The exaggeration of the form of Standing Figure (Hatstand) - all comic book, hardly naturalistic - suggests she is not intended to be ‘real’. Is she a fantasy then? Her clothes - based on contemporary fetish wear - seem to suggest this. But there’s something in her super-flat machine surface and the insistent perfection of it all that pervades the work with a coolness that is at odds with fantasy. Andy Warhol understood that what makes a great Pop Art object is the total absence of the artist’s point of view - that if the artist’s critical position is easily understood, then Pop is no different from earlier forms (Dada, Surrealism) that appropriated the everyday into art. Essential to this idea is the removal of all traces of authorship. For Warhol, this led to the creation of his Factory, so that whether he himself made the work becomes irrelevant; Lichtenstein, although he actually did paint his own pictures, hides his authorship through appropriating both language and technique of comic books. For Jones, with this series of sculptures, it was key that the idea was executable to mechanical perfection: '... these sculptures come out of a programme which was really an artistic problem of depicting the figure in a way which was devoid of any reassuring signs that it was fine art. My only anxiety was that, although I knew they would be interesting objects, they might not be perceived as art' (Allen Jones, quoted in Andrew Lambirth, Allen Jones - Works, RA Publishing, London, 2005, p.32). To achieve this, Jones becomes less ‘sculptor’ and more ‘director’ as Robert Melville pointed out in his 1970 article for Vogue, entitled ‘Pop in Effigy - The Happy Home of Allen Jones: A Wife and Two Dollies’ (actually Standing Figure and Table). Melville writes: ‘Everyone who knows Allen Jones’s paintings will agree that the effigies disclose his formal preoccupations at every turn: but he has not made them’. (Vogue, January 1970, reproduced in Lambirth, op. cit., p.75). 

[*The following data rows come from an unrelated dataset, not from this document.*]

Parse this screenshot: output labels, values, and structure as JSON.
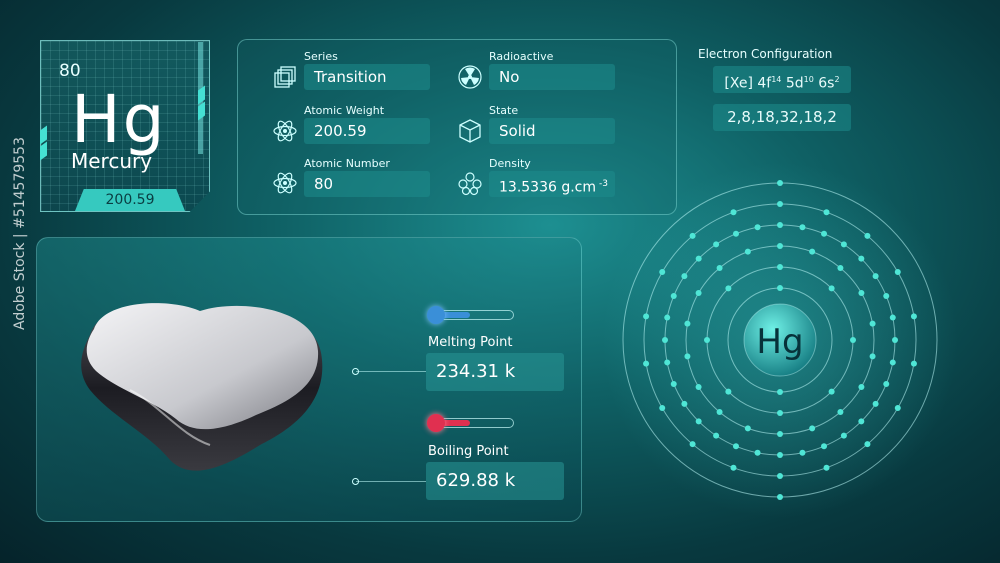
{
  "element": {
    "atomic_number": "80",
    "symbol": "Hg",
    "name": "Mercury",
    "weight": "200.59"
  },
  "properties": {
    "series_label": "Series",
    "series_value": "Transition",
    "weight_label": "Atomic Weight",
    "weight_value": "200.59",
    "number_label": "Atomic Number",
    "number_value": "80",
    "radioactive_label": "Radioactive",
    "radioactive_value": "No",
    "state_label": "State",
    "state_value": "Solid",
    "density_label": "Density",
    "density_value": "13.5336 g.cm",
    "density_unit_sup": "-3"
  },
  "electron_config": {
    "title": "Electron Configuration",
    "core": "[Xe] 4f",
    "f_exp": "14",
    "d": " 5d",
    "d_exp": "10",
    "s": " 6s",
    "s_exp": "2",
    "shells": "2,8,18,32,18,2"
  },
  "temperatures": {
    "melting_label": "Melting Point",
    "melting_value": "234.31 k",
    "boiling_label": "Boiling Point",
    "boiling_value": "629.88 k"
  },
  "atom_model": {
    "symbol": "Hg",
    "shell_counts": [
      2,
      8,
      18,
      32,
      18,
      2
    ]
  },
  "watermark": "Adobe Stock | #514579553",
  "colors": {
    "accent": "#36c9bf",
    "melting": "#3a8fd8",
    "boiling": "#e03050",
    "electron": "#4fe6d6"
  }
}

The fibreglass body was created according to Jones’s designs by Gem Wax Models, who made waxworks for Madam Tussauds; the bodies, having been sprayed and rubbed down to give an impeccable flesh-tinted finish were then hand painted by Lucia Della Rocca; leather accessories were made by John Sutcliffe of Atomage; wigs by Beyond the Fringe; the see-through bolero by his friend, the designer Zandra Rhodes. The present work has had all her costume recently updated by the artist, using, as he did back in 1969, specialist makers of leather-wear (although the bolero is the original, restored). That all the accoutrements are perfect is key to Jones’s aesthetic, to keep the work shimmering between this world and something other-worldly, a comic-book perfection but in three dimensions and in real clothes (although the boots can’t actually be worn, as they have no soles).

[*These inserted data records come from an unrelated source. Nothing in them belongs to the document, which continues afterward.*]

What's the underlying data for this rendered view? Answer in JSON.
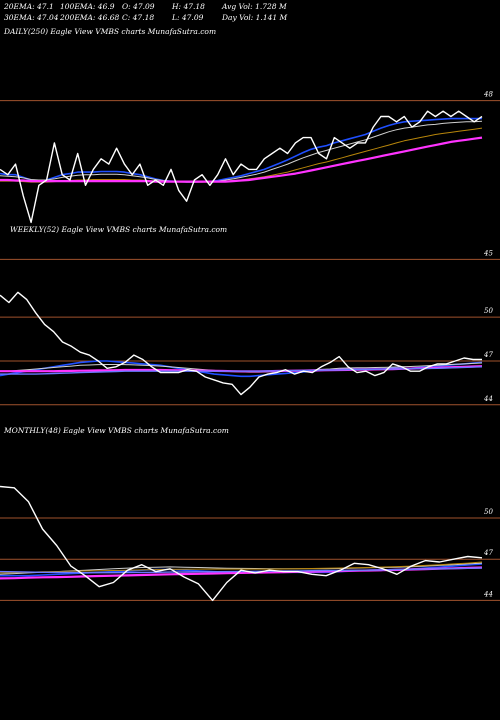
{
  "header": {
    "row1": [
      "20EMA: 47.1",
      "100EMA: 46.9",
      "O: 47.09",
      "H: 47.18",
      "Avg Vol: 1.728  M"
    ],
    "row2": [
      "30EMA: 47.04",
      "200EMA: 46.68",
      "C: 47.18",
      "L: 47.09",
      "Day Vol: 1.141  M"
    ]
  },
  "colors": {
    "price": "#ffffff",
    "ema_short": "#1f4fff",
    "ema_mid": "#cfcfcf",
    "ema_long": "#b8860b",
    "ema_200": "#ff33ff",
    "ema_200b": "#6a78ff",
    "level": "#a0522d"
  },
  "chart_data": [
    {
      "type": "line",
      "title": "DAILY(250) Eagle   View  VMBS charts MunafaSutra.com",
      "levels": [
        {
          "value": 48,
          "label": "48"
        },
        {
          "value": 45,
          "label": "45"
        }
      ],
      "ylim": [
        44.8,
        48.2
      ],
      "series": [
        {
          "key": "price",
          "values": [
            46.7,
            46.6,
            46.8,
            46.2,
            45.7,
            46.4,
            46.5,
            47.2,
            46.6,
            46.5,
            47.0,
            46.4,
            46.7,
            46.9,
            46.8,
            47.1,
            46.8,
            46.6,
            46.8,
            46.4,
            46.5,
            46.4,
            46.7,
            46.3,
            46.1,
            46.5,
            46.6,
            46.4,
            46.6,
            46.9,
            46.6,
            46.8,
            46.7,
            46.7,
            46.9,
            47.0,
            47.1,
            47.0,
            47.2,
            47.3,
            47.3,
            47.0,
            46.9,
            47.3,
            47.2,
            47.1,
            47.2,
            47.2,
            47.5,
            47.7,
            47.7,
            47.6,
            47.7,
            47.5,
            47.6,
            47.8,
            47.7,
            47.8,
            47.7,
            47.8,
            47.7,
            47.6,
            47.7
          ]
        },
        {
          "key": "ema_short",
          "values": [
            46.62,
            46.6,
            46.6,
            46.55,
            46.5,
            46.48,
            46.5,
            46.55,
            46.6,
            46.62,
            46.65,
            46.65,
            46.65,
            46.66,
            46.66,
            46.66,
            46.65,
            46.62,
            46.6,
            46.56,
            46.52,
            46.49,
            46.48,
            46.47,
            46.46,
            46.46,
            46.47,
            46.47,
            46.49,
            46.52,
            46.55,
            46.58,
            46.62,
            46.66,
            46.7,
            46.76,
            46.82,
            46.88,
            46.95,
            47.02,
            47.08,
            47.12,
            47.15,
            47.2,
            47.24,
            47.28,
            47.32,
            47.36,
            47.42,
            47.48,
            47.53,
            47.57,
            47.6,
            47.61,
            47.62,
            47.63,
            47.64,
            47.65,
            47.66,
            47.66,
            47.66,
            47.66,
            47.66
          ]
        },
        {
          "key": "ema_mid",
          "values": [
            46.58,
            46.57,
            46.56,
            46.54,
            46.51,
            46.5,
            46.5,
            46.52,
            46.55,
            46.57,
            46.59,
            46.6,
            46.6,
            46.61,
            46.61,
            46.61,
            46.6,
            46.58,
            46.56,
            46.54,
            46.51,
            46.49,
            46.48,
            46.47,
            46.46,
            46.46,
            46.46,
            46.47,
            46.48,
            46.5,
            46.52,
            46.55,
            46.58,
            46.61,
            46.65,
            46.7,
            46.75,
            46.8,
            46.86,
            46.92,
            46.97,
            47.02,
            47.06,
            47.1,
            47.14,
            47.18,
            47.22,
            47.26,
            47.31,
            47.36,
            47.41,
            47.45,
            47.48,
            47.5,
            47.52,
            47.54,
            47.55,
            47.57,
            47.58,
            47.59,
            47.6,
            47.6,
            47.61
          ]
        },
        {
          "key": "ema_long",
          "values": [
            46.48,
            46.48,
            46.48,
            46.47,
            46.46,
            46.46,
            46.46,
            46.47,
            46.48,
            46.49,
            46.5,
            46.5,
            46.51,
            46.51,
            46.51,
            46.51,
            46.51,
            46.5,
            46.5,
            46.49,
            46.48,
            46.47,
            46.47,
            46.46,
            46.46,
            46.46,
            46.46,
            46.46,
            46.47,
            46.48,
            46.49,
            46.5,
            46.52,
            46.54,
            46.56,
            46.59,
            46.62,
            46.65,
            46.69,
            46.73,
            46.77,
            46.81,
            46.84,
            46.88,
            46.92,
            46.96,
            47.0,
            47.04,
            47.08,
            47.12,
            47.16,
            47.2,
            47.24,
            47.27,
            47.3,
            47.33,
            47.36,
            47.38,
            47.4,
            47.42,
            47.44,
            47.46,
            47.48
          ]
        },
        {
          "key": "ema_200",
          "values": [
            46.5,
            46.5,
            46.49,
            46.49,
            46.48,
            46.48,
            46.48,
            46.48,
            46.48,
            46.48,
            46.48,
            46.48,
            46.48,
            46.48,
            46.48,
            46.48,
            46.48,
            46.48,
            46.48,
            46.48,
            46.47,
            46.47,
            46.47,
            46.47,
            46.47,
            46.47,
            46.47,
            46.47,
            46.47,
            46.47,
            46.48,
            46.49,
            46.5,
            46.52,
            46.54,
            46.56,
            46.58,
            46.6,
            46.62,
            46.65,
            46.68,
            46.71,
            46.74,
            46.77,
            46.8,
            46.83,
            46.86,
            46.89,
            46.92,
            46.95,
            46.98,
            47.01,
            47.04,
            47.07,
            47.1,
            47.13,
            47.16,
            47.19,
            47.22,
            47.24,
            47.26,
            47.28,
            47.3
          ]
        }
      ]
    },
    {
      "type": "line",
      "title": "WEEKLY(52) Eagle   View  VMBS charts MunafaSutra.com",
      "levels": [
        {
          "value": 50,
          "label": "50"
        },
        {
          "value": 47,
          "label": "47"
        },
        {
          "value": 44,
          "label": "44"
        }
      ],
      "ylim": [
        43.3,
        52.2
      ],
      "series": [
        {
          "key": "price",
          "values": [
            51.5,
            51.0,
            51.7,
            51.2,
            50.3,
            49.5,
            49.0,
            48.3,
            48.0,
            47.6,
            47.4,
            47.0,
            46.5,
            46.6,
            46.9,
            47.4,
            47.1,
            46.6,
            46.2,
            46.2,
            46.2,
            46.4,
            46.3,
            45.9,
            45.7,
            45.5,
            45.4,
            44.7,
            45.2,
            45.9,
            46.1,
            46.2,
            46.4,
            46.1,
            46.3,
            46.2,
            46.6,
            46.9,
            47.3,
            46.6,
            46.2,
            46.3,
            46.0,
            46.2,
            46.8,
            46.6,
            46.3,
            46.3,
            46.6,
            46.8,
            46.8,
            47.0,
            47.2,
            47.1,
            47.1
          ]
        },
        {
          "key": "ema_short",
          "values": [
            46.0,
            46.1,
            46.2,
            46.3,
            46.4,
            46.5,
            46.6,
            46.7,
            46.8,
            46.9,
            46.95,
            47.0,
            47.0,
            46.95,
            46.9,
            46.85,
            46.8,
            46.75,
            46.7,
            46.6,
            46.5,
            46.4,
            46.3,
            46.2,
            46.1,
            46.05,
            46.0,
            45.95,
            45.95,
            46.0,
            46.05,
            46.1,
            46.15,
            46.2,
            46.25,
            46.3,
            46.35,
            46.4,
            46.45,
            46.45,
            46.45,
            46.45,
            46.45,
            46.45,
            46.5,
            46.5,
            46.5,
            46.55,
            46.6,
            46.65,
            46.7,
            46.75,
            46.8,
            46.85,
            46.9
          ]
        },
        {
          "key": "ema_mid",
          "values": [
            46.3,
            46.3,
            46.35,
            46.4,
            46.45,
            46.5,
            46.55,
            46.6,
            46.65,
            46.7,
            46.72,
            46.75,
            46.76,
            46.76,
            46.75,
            46.73,
            46.7,
            46.68,
            46.65,
            46.6,
            46.55,
            46.5,
            46.45,
            46.4,
            46.35,
            46.3,
            46.27,
            46.25,
            46.24,
            46.24,
            46.25,
            46.27,
            46.3,
            46.32,
            46.35,
            46.38,
            46.42,
            46.45,
            46.5,
            46.52,
            46.53,
            46.54,
            46.55,
            46.56,
            46.58,
            46.6,
            46.62,
            46.65,
            46.68,
            46.71,
            46.74,
            46.77,
            46.8,
            46.83,
            46.86
          ]
        },
        {
          "key": "ema_200",
          "values": [
            46.3,
            46.3,
            46.3,
            46.3,
            46.3,
            46.3,
            46.3,
            46.31,
            46.32,
            46.33,
            46.34,
            46.35,
            46.36,
            46.37,
            46.38,
            46.38,
            46.38,
            46.38,
            46.38,
            46.37,
            46.36,
            46.35,
            46.34,
            46.33,
            46.32,
            46.31,
            46.3,
            46.29,
            46.29,
            46.29,
            46.3,
            46.31,
            46.32,
            46.33,
            46.34,
            46.35,
            46.36,
            46.37,
            46.38,
            46.39,
            46.4,
            46.41,
            46.42,
            46.43,
            46.44,
            46.46,
            46.48,
            46.5,
            46.52,
            46.54,
            46.56,
            46.58,
            46.6,
            46.62,
            46.64
          ]
        },
        {
          "key": "ema_200b",
          "values": [
            46.1,
            46.1,
            46.1,
            46.1,
            46.1,
            46.12,
            46.14,
            46.16,
            46.18,
            46.2,
            46.22,
            46.24,
            46.26,
            46.28,
            46.3,
            46.3,
            46.3,
            46.3,
            46.3,
            46.3,
            46.3,
            46.3,
            46.3,
            46.3,
            46.3,
            46.3,
            46.3,
            46.3,
            46.3,
            46.3,
            46.31,
            46.32,
            46.33,
            46.34,
            46.35,
            46.36,
            46.37,
            46.38,
            46.39,
            46.4,
            46.41,
            46.42,
            46.43,
            46.44,
            46.45,
            46.46,
            46.47,
            46.48,
            46.49,
            46.5,
            46.52,
            46.54,
            46.56,
            46.58,
            46.6
          ]
        }
      ]
    },
    {
      "type": "line",
      "title": "MONTHLY(48) Eagle   View  VMBS charts MunafaSutra.com",
      "levels": [
        {
          "value": 50,
          "label": "50"
        },
        {
          "value": 47,
          "label": "47"
        },
        {
          "value": 44,
          "label": "44"
        }
      ],
      "ylim": [
        43.3,
        53.5
      ],
      "series": [
        {
          "key": "price",
          "values": [
            52.3,
            52.2,
            51.2,
            49.2,
            48.0,
            46.5,
            45.8,
            45.0,
            45.3,
            46.2,
            46.6,
            46.1,
            46.3,
            45.7,
            45.2,
            44.0,
            45.3,
            46.2,
            46.0,
            46.2,
            46.1,
            46.1,
            45.9,
            45.8,
            46.2,
            46.7,
            46.6,
            46.3,
            45.9,
            46.5,
            46.9,
            46.8,
            47.0,
            47.2,
            47.1
          ]
        },
        {
          "key": "ema_short",
          "values": [
            45.8,
            45.8,
            45.8,
            45.85,
            45.9,
            45.95,
            46.0,
            46.05,
            46.1,
            46.15,
            46.2,
            46.25,
            46.25,
            46.2,
            46.15,
            46.1,
            46.05,
            46.05,
            46.05,
            46.05,
            46.05,
            46.05,
            46.05,
            46.05,
            46.1,
            46.15,
            46.2,
            46.22,
            46.24,
            46.28,
            46.35,
            46.42,
            46.5,
            46.58,
            46.65
          ]
        },
        {
          "key": "ema_mid",
          "values": [
            45.9,
            45.95,
            46.0,
            46.05,
            46.1,
            46.15,
            46.2,
            46.25,
            46.3,
            46.35,
            46.4,
            46.42,
            46.44,
            46.42,
            46.4,
            46.37,
            46.34,
            46.33,
            46.32,
            46.31,
            46.3,
            46.3,
            46.3,
            46.3,
            46.32,
            46.35,
            46.38,
            46.4,
            46.42,
            46.45,
            46.5,
            46.55,
            46.6,
            46.66,
            46.72
          ]
        },
        {
          "key": "ema_long",
          "values": [
            46.0,
            46.02,
            46.05,
            46.08,
            46.1,
            46.12,
            46.14,
            46.16,
            46.18,
            46.2,
            46.22,
            46.24,
            46.26,
            46.27,
            46.28,
            46.28,
            46.28,
            46.28,
            46.28,
            46.28,
            46.29,
            46.3,
            46.32,
            46.34,
            46.36,
            46.38,
            46.4,
            46.43,
            46.46,
            46.5,
            46.55,
            46.6,
            46.66,
            46.72,
            46.8
          ]
        },
        {
          "key": "ema_200",
          "values": [
            45.6,
            45.62,
            45.65,
            45.68,
            45.7,
            45.72,
            45.75,
            45.78,
            45.8,
            45.82,
            45.85,
            45.88,
            45.9,
            45.92,
            45.94,
            45.96,
            45.98,
            46.0,
            46.02,
            46.04,
            46.06,
            46.08,
            46.1,
            46.12,
            46.14,
            46.16,
            46.18,
            46.2,
            46.22,
            46.25,
            46.28,
            46.31,
            46.34,
            46.37,
            46.4
          ]
        },
        {
          "key": "ema_200b",
          "values": [
            46.1,
            46.08,
            46.06,
            46.05,
            46.04,
            46.03,
            46.02,
            46.02,
            46.02,
            46.03,
            46.04,
            46.05,
            46.06,
            46.07,
            46.08,
            46.09,
            46.1,
            46.11,
            46.12,
            46.13,
            46.14,
            46.15,
            46.16,
            46.17,
            46.18,
            46.19,
            46.2,
            46.22,
            46.24,
            46.26,
            46.28,
            46.3,
            46.32,
            46.34,
            46.36
          ]
        }
      ]
    }
  ]
}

Allen Jones’s ‘furniture’ works are without doubt one of the most important artworks to have been made in Britain during the 1960s. In May 2012 Sotheby’s sold all three ‘furniture’ works, from the collection of Gunter Sachs. Each work was originally estimated at £40,000-60,0000, a recognition of how unprecedented, at that point, it was to see them on the open market. It took a long-drawn out bidding war - each was sold for in excess of £900,000 - for the market to demonstrate what everyone involved knew: that these were indeed iconic works of global Pop.  

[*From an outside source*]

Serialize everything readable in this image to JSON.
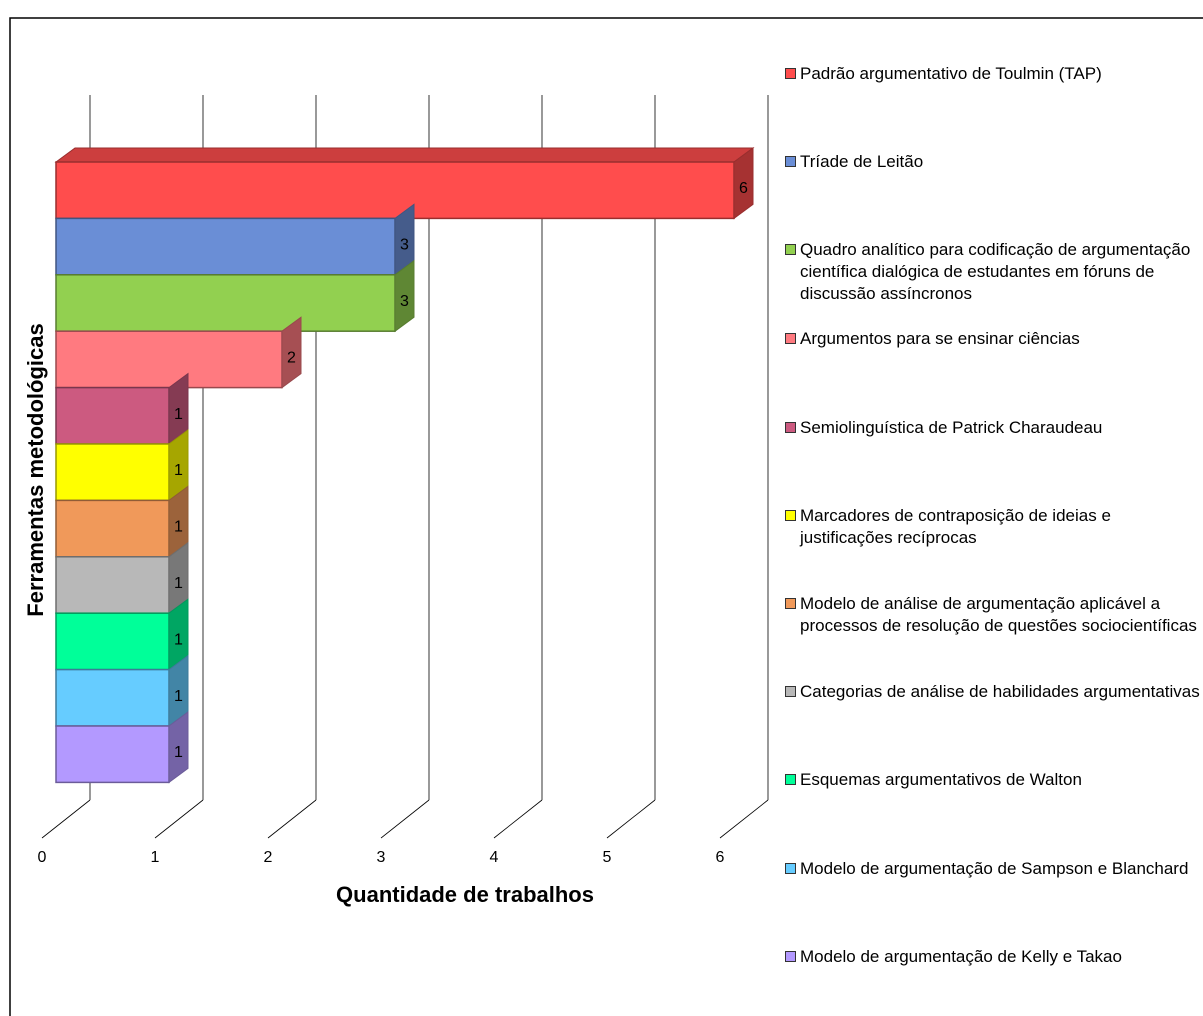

As the critic Andrew Lambirth notes in his 2006 monograph on the artist, ‘Pop Art has retained its significance and its influence, perhaps because it functions in the gap between art and life, partaking equally of both’ (Lambirth, op. cit. p.19). If one adds to this its open-endedness when it comes to meaning or the artist’s intention, this is why Pop can be both of its time and still relevant today. Standing Figure (Hatstand), without doubt, made for complex viewing in its day, as it does now - but it is in this complexity, our uncertainty, that its power as an art object lies.